Affiliates typically pay an annual membership fee that is scaled to reflect the level of the project and the resources required. The TACC is just beginning its industrial partner program and charges between $5,000 to $25,000 per year for affiliate memberships.

Alternative funds are available for academic researchers through government sponsorship, and researchers can apply for access via the TeraGrid Web site. A program from the US Department of Energy (DOE) called Innovative and Novel Computational Impact on Theory and Experiment (INCITE) was recently expanded for commercial purposes. Last year, Dreamworks, Corning, General Atomics, Pratt and Whitney, P&G and other companies got grants for their projects through INCITE. The DOE invites commercial applications for supercomputing projects at its various national labs. Applications are due 8 August, and the awards will be announced by the end of the year.
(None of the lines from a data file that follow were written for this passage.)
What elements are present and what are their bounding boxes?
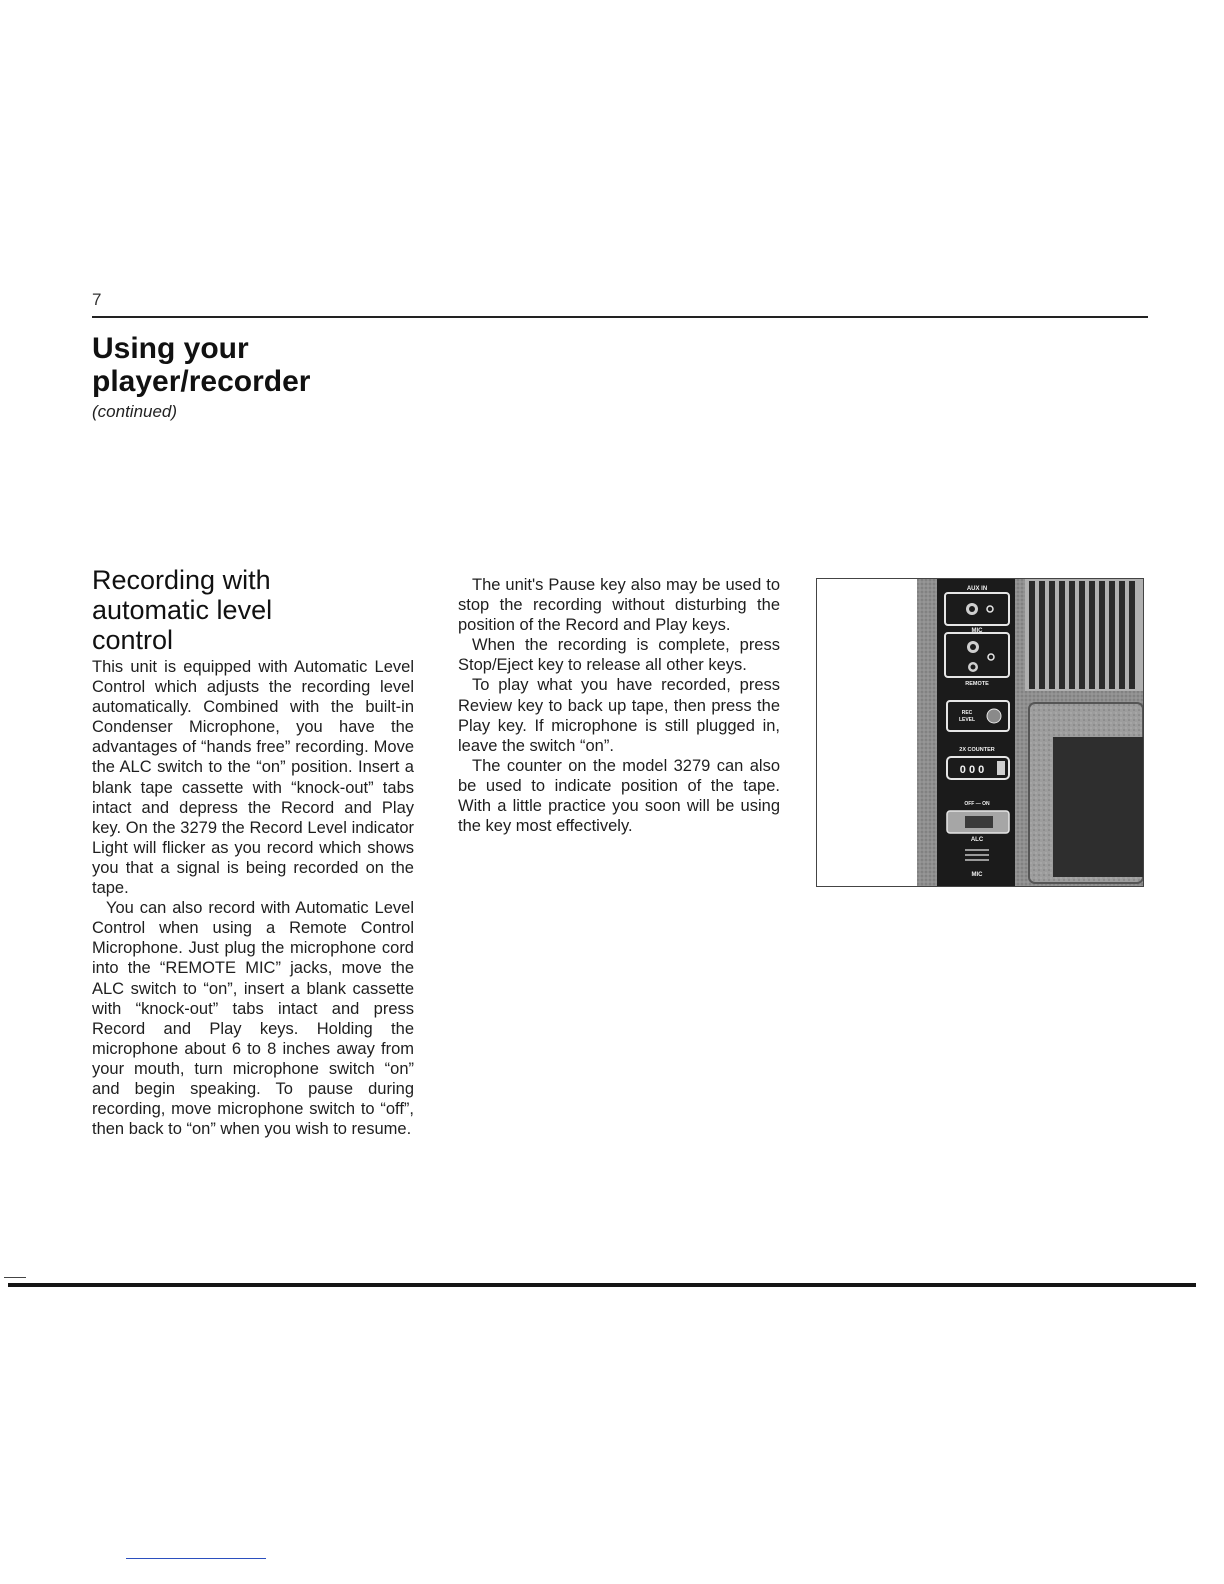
header-rule [92, 316, 1148, 318]
left-column [92, 657, 414, 1139]
section-heading [92, 565, 412, 655]
counter-label: 2X COUNTER [959, 747, 995, 753]
paragraph: You can also record with Automatic Level Control when using a Remote Control Microphone. Just plug the microphone cord into the “REMOTE MIC” jacks, move the ALC switch to “on”, insert a blank cassette with “knock-out” tabs intact and press Record and Play keys. Holding the microphone about 6 to 8 inches away from your mouth, turn microphone switch “on” and begin speaking. To pause during recording, move microphone switch to “off”, then back to “on” when you wish to resume. [92, 899, 414, 1139]
section-heading-line-2: automatic level [92, 595, 273, 625]
speaker-grille [1025, 579, 1143, 691]
aux-in-label: AUX IN [966, 586, 988, 592]
scan-mark [4, 1277, 26, 1278]
mic-label: MIC [971, 628, 983, 634]
paragraph: The counter on the model 3279 can also be used to indicate position of the tape. With a little practice you soon will be using the key most effectively. [458, 756, 780, 836]
right-column [458, 575, 780, 836]
rec-label: REC [961, 710, 973, 716]
recorder-panel-photo [816, 578, 1144, 887]
microphone-grille [965, 849, 989, 861]
footer-rule [8, 1283, 1196, 1287]
off-on-label: OFF — ON [964, 801, 990, 807]
recorder-panel-illustration [817, 579, 1143, 886]
counter-digits: 0 0 0 [959, 764, 985, 776]
page-title-line-2: player/recorder [92, 365, 311, 398]
page-title [92, 332, 310, 398]
alc-switch [947, 811, 1009, 833]
paragraph: This unit is equipped with Automatic Level Control which adjusts the recording level automatically. Combined with the built-in Condenser Microphone, you have the advantages of “hands free” recording. Move the ALC switch to the “on” position. Insert a blank tape cassette with “knock-out” tabs intact and depress the Record and Play key. On the 3279 the Record Level indicator Light will flicker as you record which shows you that a signal is being recorded on the tape. [92, 658, 414, 898]
section-heading-line-1: Recording with [92, 565, 271, 595]
page-title-line-1: Using your [92, 332, 249, 365]
remote-label: REMOTE [965, 681, 989, 687]
page-subtitle: (continued) [92, 402, 178, 421]
mic-bottom-label: MIC [971, 872, 983, 878]
paragraph: To play what you have recorded, press Review key to back up tape, then press the Play key. If microphone is still plugged in, leave the switch “on”. [458, 676, 780, 755]
page-number: 7 [92, 290, 102, 309]
footer-underline [126, 1558, 266, 1559]
level-label: LEVEL [958, 717, 976, 723]
alc-label: ALC [970, 837, 984, 843]
paragraph: The unit's Pause key also may be used to stop the recording without disturbing the position of the Record and Play keys. [458, 576, 780, 635]
cassette-window [1053, 737, 1143, 877]
section-heading-line-3: control [92, 625, 174, 655]
paragraph: When the recording is complete, press Stop/Eject key to release all other keys. [458, 636, 780, 675]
No matter how companies partners with the TeraGrid program, they can tap a lot of computing horsepower when they do, and the grid is continuing to grow as more machines are purchased and as computer scientists figure out better ways to harness widely distributed processing. The most extreme example of harnessing computing power (but not part of TeraGrid) was an experiment three years ago at the University of California, San Francisco, called FlashMob Computing, which tied together several hundred computers that were donated for the weekend by local volunteers.

Search for aliens

And there have been projects like [email protected] that scavenge spare cycles on computers around the world to process data cooperatively. These initiatives have spurred recent developments in supercomputers, which are, after all, just large collections of Intel-class processors closely tied together.

"Clearly, cycle scavenging is attractive for certain types of organisations and workloads," says eBay's Strong. "In enterprises, you can't manage the quality of service and you give up some of the control once these machines are outside of the data centre. But some of the same technologies such as workload-scheduling are similar and used for today's supercomputing applications."
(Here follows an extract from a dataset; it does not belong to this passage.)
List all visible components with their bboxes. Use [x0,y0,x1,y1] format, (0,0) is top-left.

An example is what is happening at Purdue University. There, more than 6,000 computers are tied together across its several campuses as part of its TeraGrid effort, which is called Condor. The project includes using idle time on ordinary student desktops teamed up with the specialised high-performance multiprocessor machines in its data centre.
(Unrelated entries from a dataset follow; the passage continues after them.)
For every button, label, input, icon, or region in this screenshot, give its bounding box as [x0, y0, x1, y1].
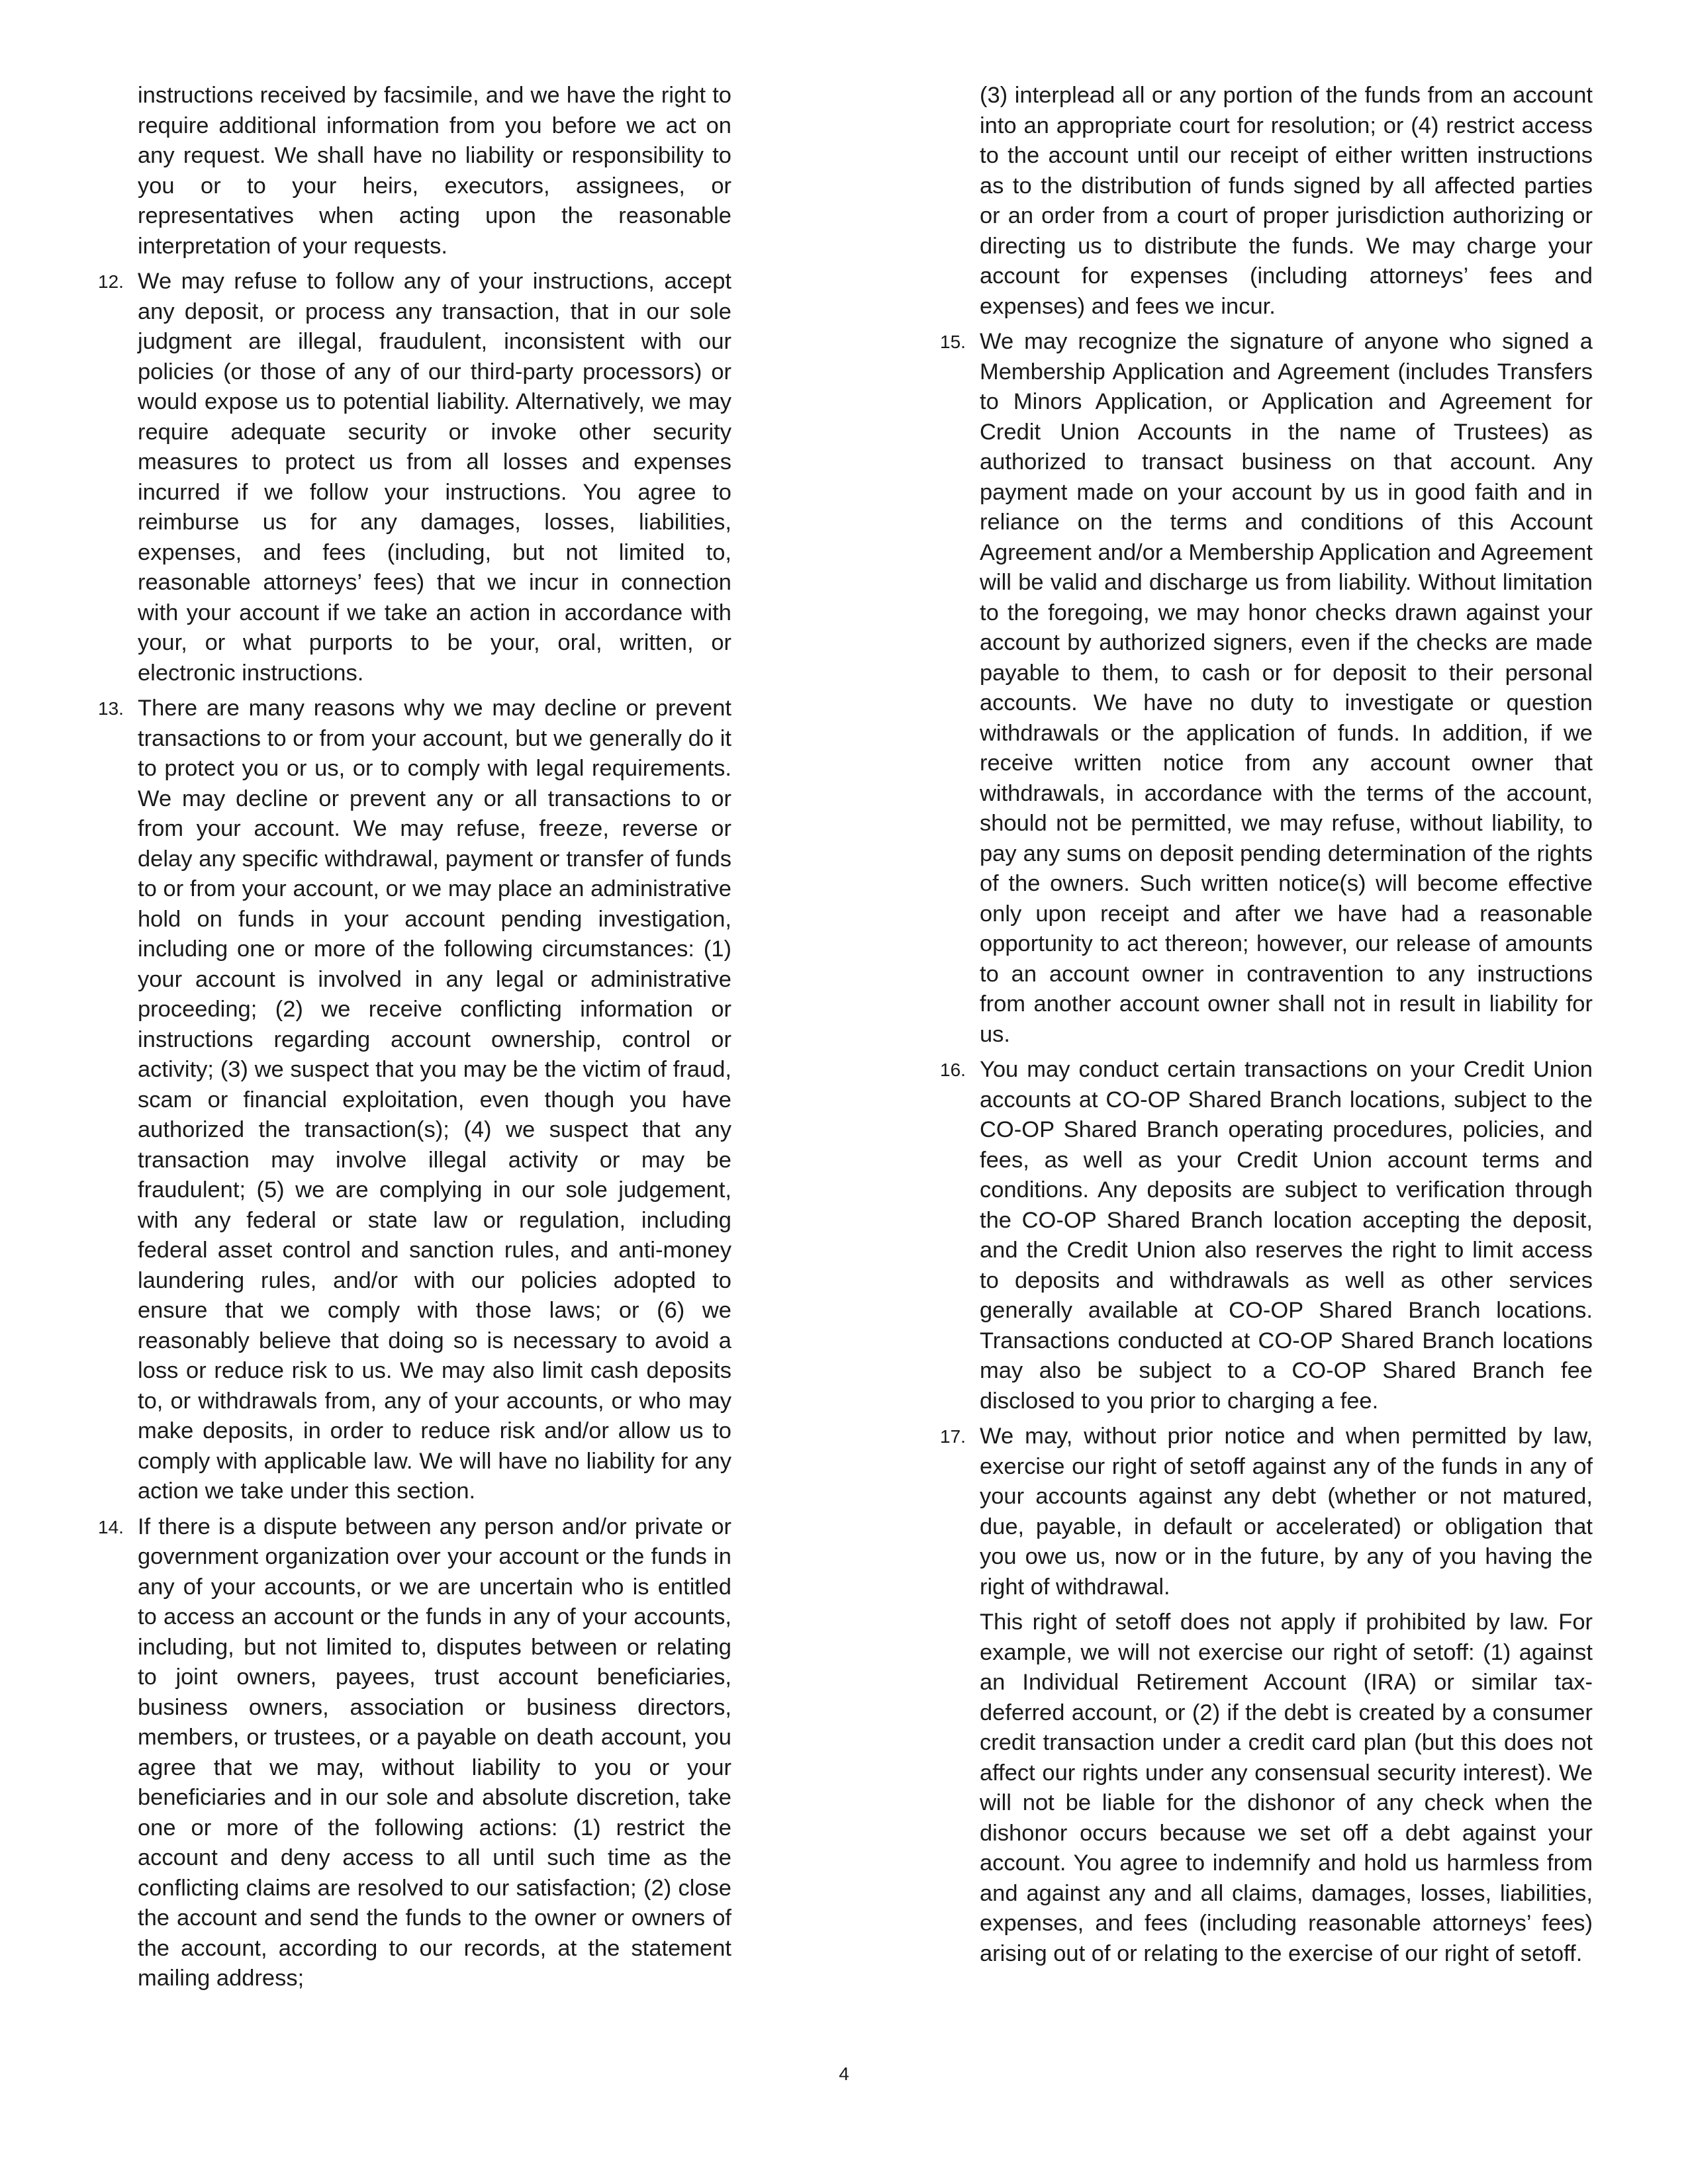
list-item-15	[940, 327, 1593, 1050]
item-number: 13.	[98, 698, 124, 719]
item-number: 14.	[98, 1516, 124, 1537]
item-14-continuation: (3) interplead all or any portion of the funds from an account into an appropriate court for resolution; or (4) restrict access to the account until our receipt of either written instructions as to the distribution of funds signed by all affected parties or an order from a court of proper jurisdiction authorizing or directing us to distribute the funds. We may charge your account for expenses (including attorneys’ fees and expenses) and fees we incur.	[980, 83, 1593, 319]
item-text: We may refuse to follow any of your instructions, accept any deposit, or process any transaction, that in our sole judgment are illegal, fraudulent, inconsistent with our policies (or those of any of our third-party processors) or would expose us to potential liability. Alternatively, we may require adequate security or invoke other security measures to protect us from all losses and expenses incurred if we follow your instructions. You agree to reimburse us for any damages, losses, liabilities, expenses, and fees (including, but not limited to, reasonable attorneys’ fees) that we incur in connection with your account if we take an action in accordance with your, or what purports to be your, oral, written, or electronic instructions.	[138, 269, 731, 686]
item-text: We may recognize the signature of anyone who signed a Membership Application and Agreement (includes Transfers to Minors Application, or Application and Agreement for Credit Union Accounts in the name of Trustees) as authorized to transact business on that account. Any payment made on your account by us in good faith and in reliance on the terms and conditions of this Account Agreement and/or a Membership Application and Agreement will be valid and discharge us from liability. Without limitation to the foregoing, we may honor checks drawn against your account by authorized signers, even if the checks are made payable to them, to cash or for deposit to their personal accounts. We have no duty to investigate or question withdrawals or the application of funds. In addition, if we receive written notice from any account owner that withdrawals, in accordance with the terms of the account, should not be permitted, we may refuse, without liability, to pay any sums on deposit pending determination of the rights of the owners. Such written notice(s) will become effective only upon receipt and after we have had a reasonable opportunity to act thereon; however, our release of amounts to an account owner in contravention to any instructions from another account owner shall not in result in liability for us.	[980, 329, 1593, 1047]
list-item-16	[940, 1055, 1593, 1416]
item-number: 15.	[940, 332, 966, 352]
page-number: 4	[839, 2064, 849, 2084]
list-item-12	[98, 267, 731, 688]
setoff-paragraph: This right of setoff does not apply if prohibited by law. For example, we will not exercise our right of setoff: (1) against an Individual Retirement Account (IRA) or similar tax-deferred account, or (2) if the debt is created by a consumer credit transaction under a credit card plan (but this does not affect our rights under any consensual security interest). We will not be liable for the dishonor of any check when the dishonor occurs because we set off a debt against your account. You agree to indemnify and hold us harmless from and against any and all claims, damages, losses, liabilities, expenses, and fees (including reasonable attorneys’ fees) arising out of or relating to the exercise of our right of setoff.	[980, 1610, 1593, 1966]
item-text: You may conduct certain transactions on your Credit Union accounts at CO-OP Shared Branch locations, subject to the CO-OP Shared Branch operating procedures, policies, and fees, as well as your Credit Union account terms and conditions. Any deposits are subject to verification through the CO-OP Shared Branch location accepting the deposit, and the Credit Union also reserves the right to limit access to deposits and withdrawals as well as other services generally available at CO-OP Shared Branch locations. Transactions conducted at CO-OP Shared Branch locations may also be subject to a CO-OP Shared Branch fee disclosed to you prior to charging a fee.	[980, 1057, 1593, 1414]
item-11-continuation: instructions received by facsimile, and we have the right to require additional information from you before we act on any request. We shall have no liability or responsibility to you or to your heirs, executors, assignees, or representatives when acting upon the reasonable interpretation of your requests.	[138, 83, 731, 259]
item-text: If there is a dispute between any person and/or private or government organization over your account or the funds in any of your accounts, or we are uncertain who is entitled to access an account or the funds in any of your accounts, including, but not limited to, disputes between or relating to joint owners, payees, trust account beneficiaries, business owners, association or business directors, members, or trustees, or a payable on death account, you agree that we may, without liability to you or your beneficiaries and in our sole and absolute discretion, take one or more of the following actions: (1) restrict the account and deny access to all until such time as the conflicting claims are resolved to our satisfaction; (2) close the account and send the funds to the owner or owners of the account, according to our records, at the statement mailing address;	[138, 1514, 731, 1991]
item-number: 16.	[940, 1060, 966, 1080]
item-text: We may, without prior notice and when permitted by law, exercise our right of setoff against any of the funds in any of your accounts against any debt (whether or not matured, due, payable, in default or accelerated) or obligation that you owe us, now or in the future, by any of you having the right of withdrawal.	[980, 1424, 1593, 1600]
list-item-14	[98, 1512, 731, 1994]
left-column	[98, 81, 731, 1999]
right-column	[940, 81, 1593, 1974]
list-item-13	[98, 694, 731, 1507]
list-item-17	[940, 1422, 1593, 1602]
item-number: 17.	[940, 1426, 966, 1447]
item-text: There are many reasons why we may decline or prevent transactions to or from your account, but we generally do it to protect you or us, or to comply with legal requirements. We may decline or prevent any or all transactions to or from your account. We may refuse, freeze, reverse or delay any specific withdrawal, payment or transfer of funds to or from your account, or we may place an administrative hold on funds in your account pending investigation, including one or more of the following circumstances: (1) your account is involved in any legal or administrative proceeding; (2) we receive conflicting information or instructions regarding account ownership, control or activity; (3) we suspect that you may be the victim of fraud, scam or financial exploitation, even though you have authorized the transaction(s); (4) we suspect that any transaction may involve illegal activity or may be fraudulent; (5) we are complying in our sole judgement, with any federal or state law or regulation, including federal asset control and sanction rules, and anti-money laundering rules, and/or with our policies adopted to ensure that we comply with those laws; or (6) we reasonably believe that doing so is necessary to avoid a loss or reduce risk to us. We may also limit cash deposits to, or withdrawals from, any of your accounts, or who may make deposits, in order to reduce risk and/or allow us to comply with applicable law. We will have no liability for any action we take under this section.	[138, 696, 731, 1504]
item-number: 12.	[98, 271, 124, 292]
In the fall, Sun Microsystems will add a new machine that will run at more than 500 teraFLOPS at the TACC. The NCSA will add an 89-teraflop dual-boot Linux/Windows machine from Dell that is being called Abe (after Lincoln). Other TeraGrid locations are similarly boosting their processing power and storage capacity. Just to put this in perspective, the largest machine on the Top 500 list of supercomputers, IBM's Blue Gene/L machine at Lawrence Livermore Nation Laboratory, has 280 teraFLOPS, while No. 10 on the list, a Cray XT3 at Oak Ridge National Laboratory, has 43 teraFLOPS. Clearly, the TeraGrid will have a few entries in the Top 500 when the list is updated this fall.